Der Hausierer wurde auch mit allen möglichen Unkeuschheit, wie in einem Lied aus der Gruuthuse-Handschrift, in dem die Hausiererin Annin Tutebier (Annin Bierkan) auf eine hübsche junge Frau trifft, die auf der Suche nach einer passenden Anstecknadel für ihre „Cokerine“ (Röhrchen) ist. Nachdem sich herausstellte, dass Annins Anstecknadel passen würde, bezahlte ihn die junge Frau. Im Gedicht Eyn Refereyn vanden Ghelasman aus Gent ein alter Glaser prahlt mit seiner Potenz, und in einem Stich von einem gewissen A. Hubertus, einem Hausierer in a Bordell ausgeraubt, bevor er sein Geld ausgeben konnte.[6]
Häretischer Hausierer
Im Mittelalter wurde der Hausierer auch gelegentlich als Teufel dargestellt. Ein Beispiel dafür ist die Triptychon des Jüngsten Gerichts von Hieronymus Bosch, das ist heutzutage Wien befindet sich. Es zeigt, wie ein verkrüppelter Teufel eine verdammte Seele in Richtung des Hölle transportiert. Es kann jedoch sein, dass nicht der Teufel, sondern die verdammte Seele als Hausierer gemeint ist, der für seine Sünden in der Hölle eine angemessene Strafe erleidet. Die Vorstellung, dass Sünder in der Hölle mit einer maßgeschneiderten Bestrafung konfrontiert werden, war zu Boschs Zeiten weit verbreitet.

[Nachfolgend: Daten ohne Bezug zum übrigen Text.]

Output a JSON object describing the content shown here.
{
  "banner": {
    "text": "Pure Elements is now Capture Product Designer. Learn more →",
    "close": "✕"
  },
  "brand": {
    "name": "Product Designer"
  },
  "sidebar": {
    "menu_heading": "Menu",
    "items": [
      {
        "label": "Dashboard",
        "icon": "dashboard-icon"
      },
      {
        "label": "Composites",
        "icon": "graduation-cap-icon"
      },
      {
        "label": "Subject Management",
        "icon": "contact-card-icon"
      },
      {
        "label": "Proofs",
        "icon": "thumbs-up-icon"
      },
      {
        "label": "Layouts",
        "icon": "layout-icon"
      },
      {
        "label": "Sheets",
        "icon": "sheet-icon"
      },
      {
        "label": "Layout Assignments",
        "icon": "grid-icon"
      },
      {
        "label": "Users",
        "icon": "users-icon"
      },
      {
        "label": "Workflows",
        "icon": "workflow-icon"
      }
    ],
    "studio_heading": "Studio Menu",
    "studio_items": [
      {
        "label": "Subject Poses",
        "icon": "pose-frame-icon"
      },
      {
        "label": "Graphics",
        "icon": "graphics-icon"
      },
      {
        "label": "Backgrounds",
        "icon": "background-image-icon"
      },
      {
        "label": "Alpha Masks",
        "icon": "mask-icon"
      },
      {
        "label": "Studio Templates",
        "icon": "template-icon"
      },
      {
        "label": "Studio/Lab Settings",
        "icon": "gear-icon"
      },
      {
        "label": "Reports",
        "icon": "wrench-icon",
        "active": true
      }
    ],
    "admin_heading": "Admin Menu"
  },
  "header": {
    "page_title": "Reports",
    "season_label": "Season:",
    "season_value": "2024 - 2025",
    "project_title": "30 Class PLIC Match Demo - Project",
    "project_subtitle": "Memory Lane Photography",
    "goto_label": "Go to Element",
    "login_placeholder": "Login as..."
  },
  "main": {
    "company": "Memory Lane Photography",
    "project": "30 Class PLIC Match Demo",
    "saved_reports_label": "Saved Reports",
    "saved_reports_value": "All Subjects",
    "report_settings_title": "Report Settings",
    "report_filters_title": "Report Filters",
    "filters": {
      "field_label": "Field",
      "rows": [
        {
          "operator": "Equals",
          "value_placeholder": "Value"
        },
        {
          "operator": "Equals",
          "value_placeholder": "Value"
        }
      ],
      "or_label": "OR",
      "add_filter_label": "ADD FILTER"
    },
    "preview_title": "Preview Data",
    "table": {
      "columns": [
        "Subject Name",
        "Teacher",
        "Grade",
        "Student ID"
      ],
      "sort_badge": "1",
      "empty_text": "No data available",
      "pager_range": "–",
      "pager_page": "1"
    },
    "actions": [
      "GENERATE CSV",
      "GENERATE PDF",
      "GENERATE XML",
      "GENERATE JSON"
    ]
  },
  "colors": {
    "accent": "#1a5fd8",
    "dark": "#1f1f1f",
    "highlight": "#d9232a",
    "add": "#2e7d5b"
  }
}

Aber auch im frühe Neuzeit Hausierer – sowohl Katholiken als auch Protestanten – wurden mit . in Verbindung gebracht Ketzerei. Weil sie alle Arten von Protestanten sind Propaganda sie spielten keine unbedeutende Rolle bei der Verbreitung der Reformation. Gleichzeitig standen viele Protestanten den Hausierern feindlich gegenüber, weil viele von ihnen weiterhin alle möglichen typisch katholischen Schmuckstücke verkauften, wie z Rosenkränze. In dem stark protestantischen Stück „Ein Spiel der Sünden genaempt den Troost der Sondaren“ aus der zweiten Hälfte des 16. Steuereintreiber von zwei Hausierern bekämpft, Raus aus Winninghe (Auf der Suche nach Vorteil) und Wunsch von Hoocheijt (Ehrgeiziges Verlangen). Der Zöllner symbolisiert in diesem Stück den neuen Glauben, der Gott näher kommen will, dem aber konservative Kräfte entgegentreten, die nur weltliche Dinge im Blick haben.[7]
Positiver Hausierer
Im Spätmittelalter wird der Hausierer aber mancherorts auch im positiven Sinne aufgeführt. Der Autor Dirc van Delfenthält zum Beispiel eine lobende Passage über das Priestertum in seinem Tisch der Kersten Ghelove ab mit den Worten:
sie [Priester] hiten cramers, weil unsere Seelen den Hals hängen
(Sie werden Hausierer genannt, denn unsere Seelen hängen an ihren Hälsen)
— Dirc van Delf (1404)[8]
In den 1480 Zoll Gouda problematisch Leidenschaftlich – eine mittelniederländische Version des Legende Aurea – der Hausierer wird sogar mit Christus selbst verglichen. Eine Passage daraus lautet:
Nach soo kam dieser himmlische Söldner zu uns, um Verleumdung zu entlasten und Ehre zu erweisen, den Tod zu lindern und dieses Leben zu geben
(Dann kam der himmlische Hausierer [Christus] zu uns, um Verleumdung anzunehmen und Ehre zu geben, um Tod zu empfangen und Leben zu geben[9])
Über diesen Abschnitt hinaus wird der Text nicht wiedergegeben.